No fim das contas, a história das “PECs da Bandidagem” no Brasil é a crônica de uma elite que nunca se sentiu confortável com a ideia de uma República para todos
O Brasil, com sua peculiar vocação para o realismo fantástico, nos presenteia com mais uma joia de sua engenharia jurídico-legislativa: a Proposta de Emenda à Constituição (PEC) que, no vernáculo das ruas e redes, atende pela alcunha de “PEC da Bandidagem”. O nome, cunhado com a precisão impiedosa do humor popular, já entrega o enredo. Trata-se de uma tentativa de blindar parlamentares contra processos criminais, uma espécie de salvo-conduto para que o exercício do poder possa, digamos, transitar por zonas cinzentas com a tranquilidade de quem possui um mapa astral favorável no Supremo Tribunal Federal. A ironia é que, enquanto o nome popular a denuncia, sua tramitação oficial segue os ritos solenes da normalidade democrática.

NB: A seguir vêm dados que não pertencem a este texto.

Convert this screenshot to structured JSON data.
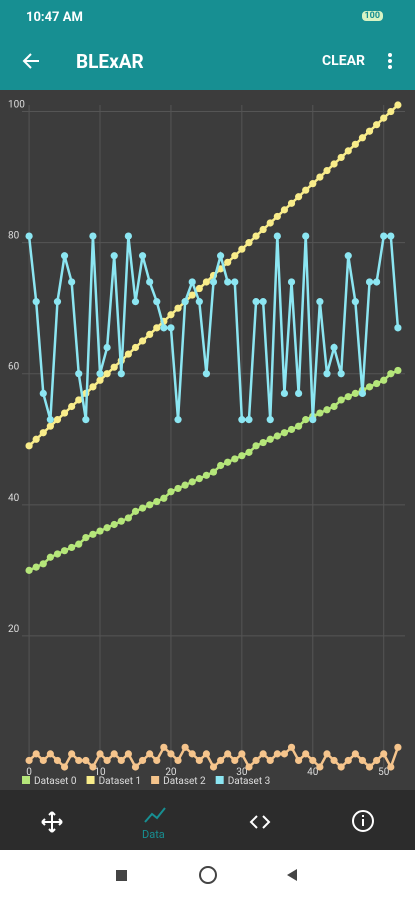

Contudo, seria um erro de perspectiva histórica enxergar esta PEC como uma anomalia. Ela é, na verdade, a mais recente herdeira de uma longa e robusta linhagem de “PECs da Bandidagem” que moldam a nação desde que nos entendemos por independentes, em 1822. Nossa história é pródiga em exemplos de como a ilegalidade e o privilégio foram, reiteradamente, institucionalizados com a pompa e a circunstância da lei. Pensemos na Lei de 7 de novembro de 1831, que proibia o tráfico de escravizados. Uma lei para “inglês ver” (mesmo que ela tenha sido efetivamente aplicada, mas depois ignorada) como se consagrou, que na prática serviu para acalmar as pressões britânicas enquanto o contrabando de africanos escravizados atingia seu ápice nas décadas seguintes. Uma emenda constitucional informal que dizia “está proibido, mas se quiser, pode”.

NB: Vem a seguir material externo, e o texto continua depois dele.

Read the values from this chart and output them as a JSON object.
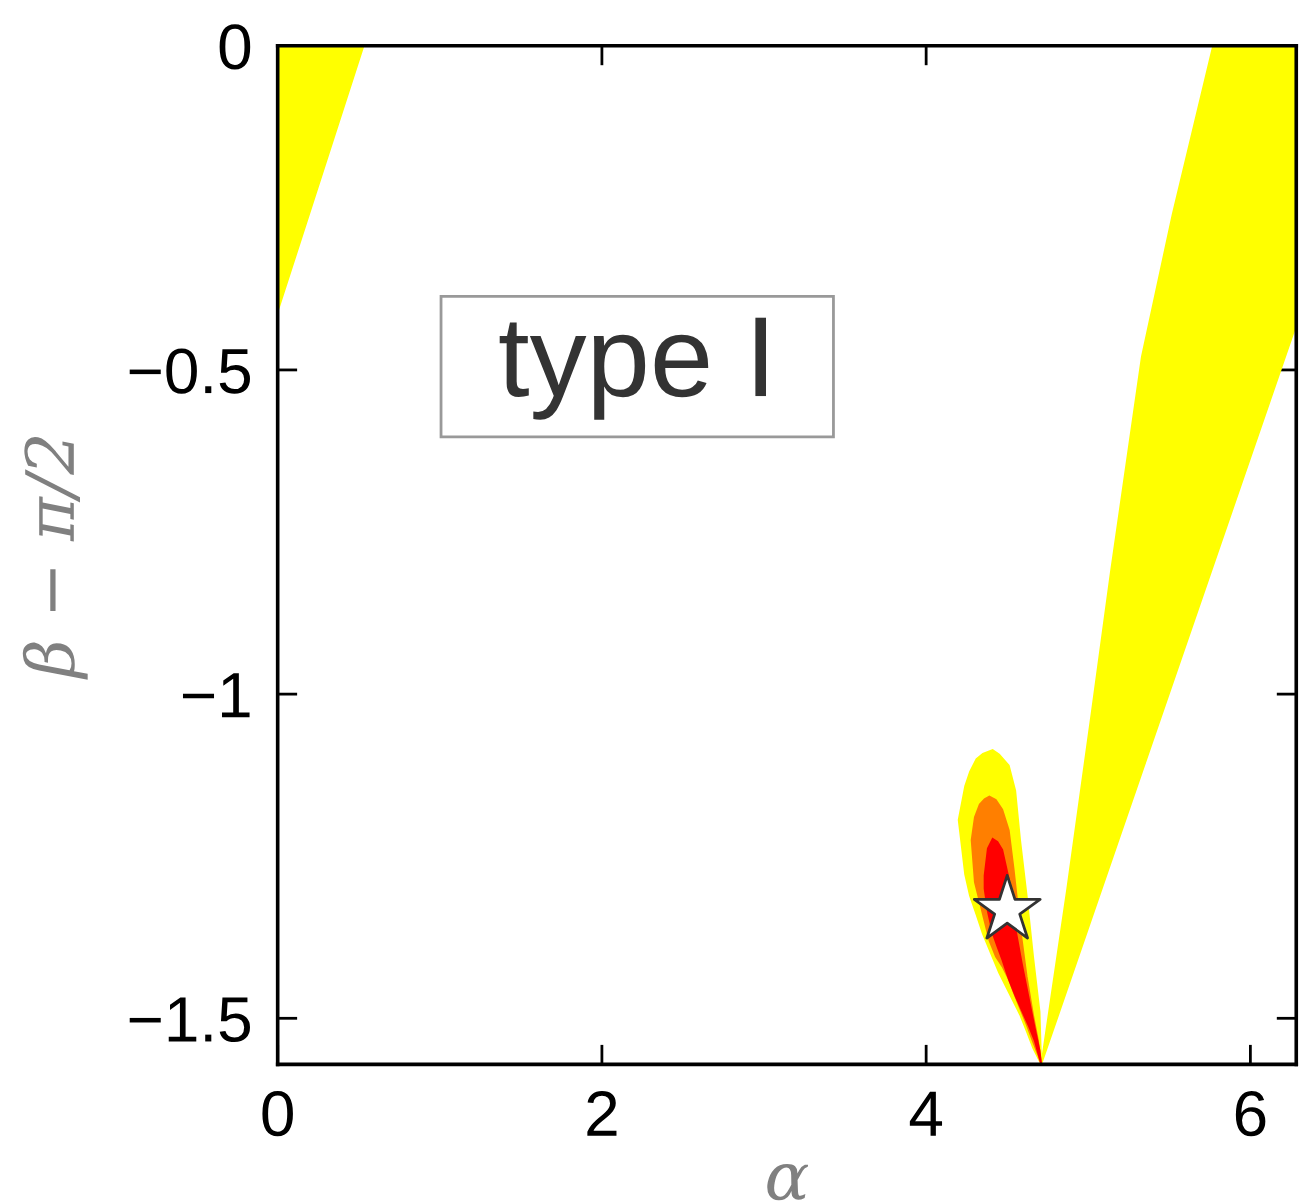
{
  "chart_data": {
    "type": "area",
    "xlabel": "α",
    "ylabel": "β − π/2",
    "xlim": [
      0,
      6.283
    ],
    "ylim": [
      -1.571,
      0
    ],
    "xticks": [
      0,
      2,
      4,
      6
    ],
    "yticks": [
      {
        "value": -1.5,
        "label": "−1.5"
      },
      {
        "value": -1,
        "label": "−1"
      },
      {
        "value": -0.5,
        "label": "−0.5"
      },
      0
    ],
    "annotations": [
      "type I"
    ],
    "series": [
      {
        "color": "#ffff00",
        "x": [
          0,
          0.53,
          0
        ],
        "values": [
          0,
          0,
          -0.41
        ]
      },
      {
        "color": "#ffff00",
        "x": [
          4.71,
          4.87,
          5.02,
          5.14,
          5.33,
          5.52,
          5.77,
          6.283,
          6.283
        ],
        "values": [
          -1.571,
          -1.3,
          -1.03,
          -0.81,
          -0.48,
          -0.26,
          0,
          0,
          -0.43
        ]
      },
      {
        "color": "#ffff00",
        "x": [
          4.2,
          4.24,
          4.27,
          4.31,
          4.35,
          4.41,
          4.45,
          4.51,
          4.55,
          4.58,
          4.62,
          4.66,
          4.7,
          4.71,
          4.7,
          4.66,
          4.62,
          4.58,
          4.55,
          4.51,
          4.45,
          4.41,
          4.35,
          4.31,
          4.27,
          4.24
        ],
        "values": [
          -1.194,
          -1.142,
          -1.12,
          -1.1,
          -1.092,
          -1.086,
          -1.093,
          -1.11,
          -1.149,
          -1.225,
          -1.31,
          -1.405,
          -1.49,
          -1.571,
          -1.566,
          -1.546,
          -1.52,
          -1.495,
          -1.48,
          -1.46,
          -1.43,
          -1.406,
          -1.37,
          -1.34,
          -1.311,
          -1.278
        ]
      },
      {
        "color": "#ff7f00",
        "x": [
          4.28,
          4.3,
          4.33,
          4.36,
          4.39,
          4.43,
          4.47,
          4.51,
          4.54,
          4.58,
          4.62,
          4.66,
          4.69,
          4.71,
          4.69,
          4.66,
          4.62,
          4.58,
          4.54,
          4.51,
          4.47,
          4.43,
          4.39,
          4.36,
          4.33,
          4.3
        ],
        "values": [
          -1.225,
          -1.19,
          -1.17,
          -1.162,
          -1.158,
          -1.163,
          -1.178,
          -1.21,
          -1.27,
          -1.36,
          -1.435,
          -1.495,
          -1.534,
          -1.571,
          -1.556,
          -1.537,
          -1.51,
          -1.485,
          -1.46,
          -1.44,
          -1.42,
          -1.405,
          -1.38,
          -1.35,
          -1.32,
          -1.29
        ]
      },
      {
        "color": "#ff0000",
        "x": [
          4.36,
          4.38,
          4.41,
          4.44,
          4.47,
          4.51,
          4.55,
          4.59,
          4.63,
          4.67,
          4.7,
          4.71,
          4.7,
          4.67,
          4.63,
          4.59,
          4.55,
          4.51,
          4.47,
          4.44,
          4.41,
          4.38,
          4.36
        ],
        "values": [
          -1.28,
          -1.238,
          -1.223,
          -1.228,
          -1.24,
          -1.285,
          -1.36,
          -1.415,
          -1.465,
          -1.515,
          -1.55,
          -1.571,
          -1.562,
          -1.535,
          -1.51,
          -1.488,
          -1.465,
          -1.44,
          -1.41,
          -1.39,
          -1.369,
          -1.335,
          -1.3
        ]
      },
      {
        "type": "scatter",
        "color": "#ffffff",
        "marker": "star",
        "x": [
          4.5
        ],
        "values": [
          -1.333
        ]
      }
    ]
  }
}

E o que dizer da reforma eleitoral de 1881, a tal Lei Saraiva? Sob o pretexto de moralizar as eleições, ela instituiu a exigência da alfabetização para o exercício do voto. Numa sociedade onde mais de 80% da população era analfabeta, essa foi a “PEC da Exclusão”. Com uma canetada, alijou-se a imensa maioria do povo do processo político, garantindo que o poder permanecesse um clube restrito aos “homens bons” – proprietários de terras e de gente! O argumento, à época, era o da “ilustração” necessária para o voto consciente. Hoje, argumentos semelhantes sobre a complexidade da política justificam manobras que, no fundo, buscam o mesmo: proteger seus intereresses escusos e excluir o povo.

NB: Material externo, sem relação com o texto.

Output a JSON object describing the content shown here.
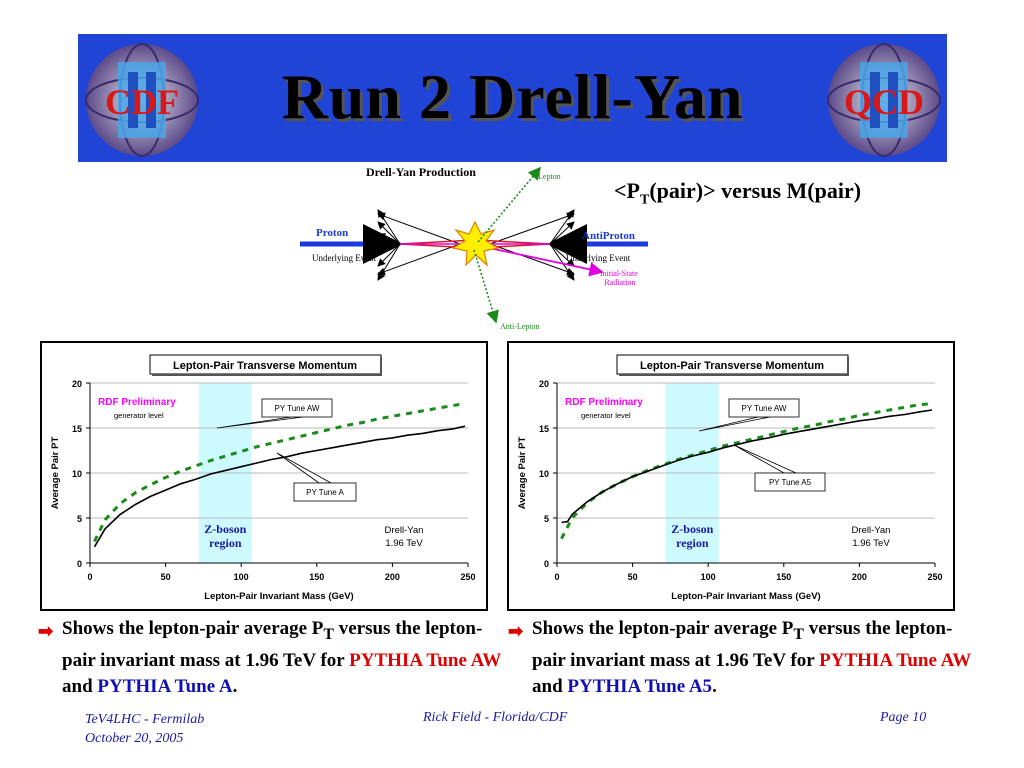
{
  "banner": {
    "title": "Run 2 Drell-Yan",
    "logo_left_text": "CDF",
    "logo_right_text": "QCD",
    "bg_color": "#1f44d6"
  },
  "diagram": {
    "title": "Drell-Yan Production",
    "lepton": "Lepton",
    "anti_lepton": "Anti-Lepton",
    "proton": "Proton",
    "antiproton": "AntiProton",
    "underlying_left": "Underlying Event",
    "underlying_right": "Underlying Event",
    "isr_line1": "Initial-State",
    "isr_line2": "Radiation"
  },
  "subtitle": {
    "prefix": "<P",
    "sub": "T",
    "suffix": "(pair)> versus M(pair)"
  },
  "chart_data": [
    {
      "type": "line",
      "title": "Lepton-Pair Transverse Momentum",
      "xlabel": "Lepton-Pair Invariant Mass  (GeV)",
      "ylabel": "Average Pair PT",
      "xlim": [
        0,
        250
      ],
      "ylim": [
        0,
        20
      ],
      "xticks": [
        0,
        50,
        100,
        150,
        200,
        250
      ],
      "yticks": [
        0,
        5,
        10,
        15,
        20
      ],
      "grid": "horizontal",
      "preliminary_label": "RDF Preliminary",
      "generator_label": "generator level",
      "band_label_line1": "Z-boson",
      "band_label_line2": "region",
      "band_range": [
        72,
        107
      ],
      "info_line1": "Drell-Yan",
      "info_line2": "1.96 TeV",
      "series": [
        {
          "name": "PY Tune AW",
          "style": "dashed",
          "color": "#1a8a1a",
          "points": [
            [
              3,
              2.4
            ],
            [
              10,
              4.8
            ],
            [
              20,
              6.6
            ],
            [
              30,
              7.8
            ],
            [
              40,
              8.7
            ],
            [
              50,
              9.5
            ],
            [
              60,
              10.2
            ],
            [
              70,
              10.8
            ],
            [
              80,
              11.4
            ],
            [
              90,
              11.9
            ],
            [
              100,
              12.4
            ],
            [
              110,
              12.9
            ],
            [
              120,
              13.3
            ],
            [
              130,
              13.7
            ],
            [
              140,
              14.1
            ],
            [
              150,
              14.5
            ],
            [
              160,
              14.9
            ],
            [
              170,
              15.3
            ],
            [
              180,
              15.6
            ],
            [
              190,
              16.0
            ],
            [
              200,
              16.3
            ],
            [
              210,
              16.6
            ],
            [
              220,
              16.9
            ],
            [
              230,
              17.2
            ],
            [
              240,
              17.5
            ],
            [
              248,
              17.7
            ]
          ]
        },
        {
          "name": "PY Tune A",
          "style": "solid",
          "color": "#000000",
          "points": [
            [
              3,
              1.8
            ],
            [
              10,
              3.8
            ],
            [
              20,
              5.4
            ],
            [
              30,
              6.5
            ],
            [
              40,
              7.4
            ],
            [
              50,
              8.1
            ],
            [
              60,
              8.8
            ],
            [
              70,
              9.3
            ],
            [
              80,
              9.9
            ],
            [
              90,
              10.3
            ],
            [
              100,
              10.7
            ],
            [
              110,
              11.1
            ],
            [
              120,
              11.5
            ],
            [
              130,
              11.8
            ],
            [
              140,
              12.2
            ],
            [
              150,
              12.5
            ],
            [
              160,
              12.8
            ],
            [
              170,
              13.1
            ],
            [
              180,
              13.4
            ],
            [
              190,
              13.7
            ],
            [
              200,
              13.9
            ],
            [
              210,
              14.2
            ],
            [
              220,
              14.4
            ],
            [
              230,
              14.7
            ],
            [
              240,
              14.9
            ],
            [
              248,
              15.2
            ]
          ]
        }
      ],
      "callouts": [
        "PY Tune AW",
        "PY Tune A"
      ]
    },
    {
      "type": "line",
      "title": "Lepton-Pair Transverse Momentum",
      "xlabel": "Lepton-Pair Invariant Mass  (GeV)",
      "ylabel": "Average Pair PT",
      "xlim": [
        0,
        250
      ],
      "ylim": [
        0,
        20
      ],
      "xticks": [
        0,
        50,
        100,
        150,
        200,
        250
      ],
      "yticks": [
        0,
        5,
        10,
        15,
        20
      ],
      "grid": "horizontal",
      "preliminary_label": "RDF Preliminary",
      "generator_label": "generator level",
      "band_label_line1": "Z-boson",
      "band_label_line2": "region",
      "band_range": [
        72,
        107
      ],
      "info_line1": "Drell-Yan",
      "info_line2": "1.96 TeV",
      "series": [
        {
          "name": "PY Tune AW",
          "style": "dashed",
          "color": "#1a8a1a",
          "points": [
            [
              3,
              2.7
            ],
            [
              10,
              5.0
            ],
            [
              20,
              6.7
            ],
            [
              30,
              7.9
            ],
            [
              40,
              8.8
            ],
            [
              50,
              9.6
            ],
            [
              60,
              10.3
            ],
            [
              70,
              10.9
            ],
            [
              80,
              11.5
            ],
            [
              90,
              12.0
            ],
            [
              100,
              12.5
            ],
            [
              110,
              13.0
            ],
            [
              120,
              13.4
            ],
            [
              130,
              13.8
            ],
            [
              140,
              14.2
            ],
            [
              150,
              14.6
            ],
            [
              160,
              15.0
            ],
            [
              170,
              15.3
            ],
            [
              180,
              15.7
            ],
            [
              190,
              16.0
            ],
            [
              200,
              16.4
            ],
            [
              210,
              16.7
            ],
            [
              220,
              17.0
            ],
            [
              230,
              17.3
            ],
            [
              240,
              17.6
            ],
            [
              248,
              17.7
            ]
          ]
        },
        {
          "name": "PY Tune A5",
          "style": "solid",
          "color": "#000000",
          "points": [
            [
              3,
              4.5
            ],
            [
              7,
              4.6
            ],
            [
              10,
              5.4
            ],
            [
              20,
              6.8
            ],
            [
              30,
              7.9
            ],
            [
              40,
              8.8
            ],
            [
              50,
              9.6
            ],
            [
              60,
              10.2
            ],
            [
              70,
              10.8
            ],
            [
              80,
              11.4
            ],
            [
              90,
              11.9
            ],
            [
              100,
              12.3
            ],
            [
              110,
              12.8
            ],
            [
              120,
              13.2
            ],
            [
              130,
              13.6
            ],
            [
              140,
              13.9
            ],
            [
              150,
              14.3
            ],
            [
              160,
              14.6
            ],
            [
              170,
              14.9
            ],
            [
              180,
              15.2
            ],
            [
              190,
              15.5
            ],
            [
              200,
              15.8
            ],
            [
              210,
              16.0
            ],
            [
              220,
              16.3
            ],
            [
              230,
              16.5
            ],
            [
              240,
              16.8
            ],
            [
              248,
              17.0
            ]
          ]
        }
      ],
      "callouts": [
        "PY Tune AW",
        "PY Tune A5"
      ]
    }
  ],
  "bullets": [
    {
      "text1": "Shows the lepton-pair average P",
      "sub": "T",
      "text2": " versus the lepton-pair invariant mass at 1.96 TeV for",
      "red": "PYTHIA Tune AW",
      "and": " and ",
      "blue": "PYTHIA Tune A",
      "end": "."
    },
    {
      "text1": "Shows the lepton-pair average P",
      "sub": "T",
      "text2": " versus the lepton-pair invariant mass at 1.96 TeV for",
      "red": "PYTHIA Tune AW",
      "and": " and ",
      "blue": "PYTHIA Tune A5",
      "end": "."
    }
  ],
  "footer": {
    "left1": "TeV4LHC - Fermilab",
    "left2": "October 20, 2005",
    "mid": "Rick Field - Florida/CDF",
    "right": "Page 10"
  }
}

As Constituições, os golpes e as ditaduras que se seguiram representam o ápice dessa tradição. Por exemplo, a Constituição Republicana liberal de 1891 restringia o voto. Somente homens maiores de 21 anos podima votor, mas excluindo analfabetos, mendigos (quem seriam eles?), soldados, mulheres e religiosos sob voto de obediência. Isso significava que menos de 5% da população da época tinha direito ao voto.
O eleitorado era uma diminuta oligarquia. De uma população de 14,3 milhões, apenas 800 mil (5,6%) estavam aptos a votar. As mulheres representavam metade da população. Pretos e pardos, recém-libertos pela Lei Áurea (1888), eram quase todos analfabetos. Mesmo entre os brancos, poucos sabiam ler e escrever naquele Brasil predominantemente rural.
O “Estado Novo”(1930-1945) de Vargas, justificado por uma falsa ameaça comunista (o Plano Cohen, 1937), e o regime militar de 1964, que prometia varrer a corrupção e o “perigo vermelho”, foram, em essência, as mais brutais “emendas à Constituição.” Suspenderam a própria Constituição em nome de uma suposta ordem superior, que invariavelmente coincidia com os interesses de uma elite autoritária. Cada ato institucional da ditadura militar foi uma “PEC da Bandidagem” em sua forma mais pura, legalizando a tortura, a censura e o assassinato em nome da “segurança nacional”.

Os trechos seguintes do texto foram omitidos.